Peut-on envisager des partenariats avec des universités francophones sur la Toile. Par exemple la mise en commun de cours ou de cursus avec des universités suisses ou canadiennes ?

"Le développement des cours en ligne redéfinira la carte universitaire internationale"

Cela fait évidemment partie de la stratégie internationale de la France. La révolution numérique ne se joue donc pas, en effet, sur le seul terrain national. Par nature, elle transcende les frontières. Le développement des cours en ligne (Massive Open Online Course) dans les dix prochaines années redéfinira la carte universitaire internationale. C'est pourquoi la France a un rôle important à jouer, à la hauteur de la qualité de son enseignement et de sa recherche, à la hauteur aussi de son histoire universelle, en termes de coopération avec les pays en développement et les pays francophones.

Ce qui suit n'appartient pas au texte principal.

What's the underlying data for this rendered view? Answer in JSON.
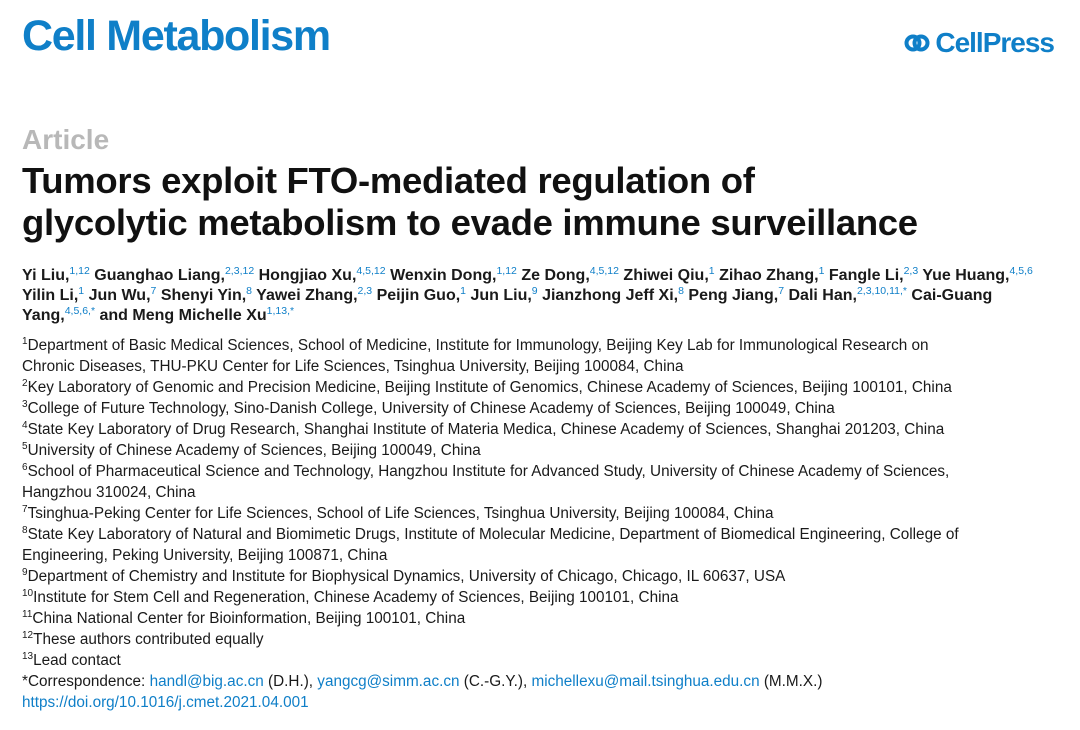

La diffusion de cours en ligne, en français, demeure une expression forte de sa politique en faveur de la francophonie. France Université Numérique permettra de fédérer et de développer les partenariats avec les universités francophones, en nous appuyant sur les réseaux et partenariats existants.

FUN bénéficiera d'un fonds de financement spécial. Quels sont les détails de ce financement ?

Un fonds de 12 millions d'euros dans le cadre de la première vague des Investissements d'avenir gérés par le CGI permettra de financer le développement des MOOC sous la forme d'appels à projets, mobilisables par vagues successives, pour amorcer la création de cours et de cursus numériques. Cette dynamique s'inscrit dans une logique de partenariat entre académique et privé.

Par ailleurs, le ministère de l'enseignement supérieur et de la recherche a signé une convention avec la Caisse des dépôts pour faire du numérique une priorité dans l'aménagement des campus d'avenir.

Comment concrètement atteindre le taux annoncé de 20% de cours en ligne dans 5 ans ? N'est-ce pas illusoire vu le retard français ?

L'objectif est que chaque étudiant puisse bénéficier, à chaque étape de son cursus, d'un accès à des cours en ligne de qualité à l'horizon 2017. Pour relever ce défi, l'un des enjeux de France Université Numérique est de former les équipes pédagogiques, de les accompagner pour que le numérique soit effectivement un allié des enseignants, au service de pratiques pédagogiques innovantes et de la réussite étudiante.

Avec France Université Numérique c'est une nouvelle dynamique qui s'engage, au service des étudiants, de la démocratisation de l'accès à l'enseignement supérieur. Cela renforcera l'attractivité de l'Université française dans le monde, dans un contexte mondial de développement rapide de l'e-éducation. C'est aussi un formidable outil de rayonnement et de diffusion de la francophonie au service d'un projet solidaire.

Née le 10 octobre 1954, Geneviève Fioraso est diplômée d'une maîtrise en anglais et en économie. Elle enseigne durant près de 3 ans à partir de 1975. Responsable de la documentation-presse au cabinet du maire de Grenoble à partir de 1979 elle devient ensuite directrice du cabinet de Michel Destot, celui-ci devenu maire de Grenoble en 1995. Entre temps, elle confonde une association d'insertion de jeunes, puis rejoint l'équipe dirigeante d'une start-up du CEA. Elle est député de la première circonscription de l'Isère depuis 2007 et ministre de l'Enseignement supérieur et de la Recherche depuis le 16 mai 2012.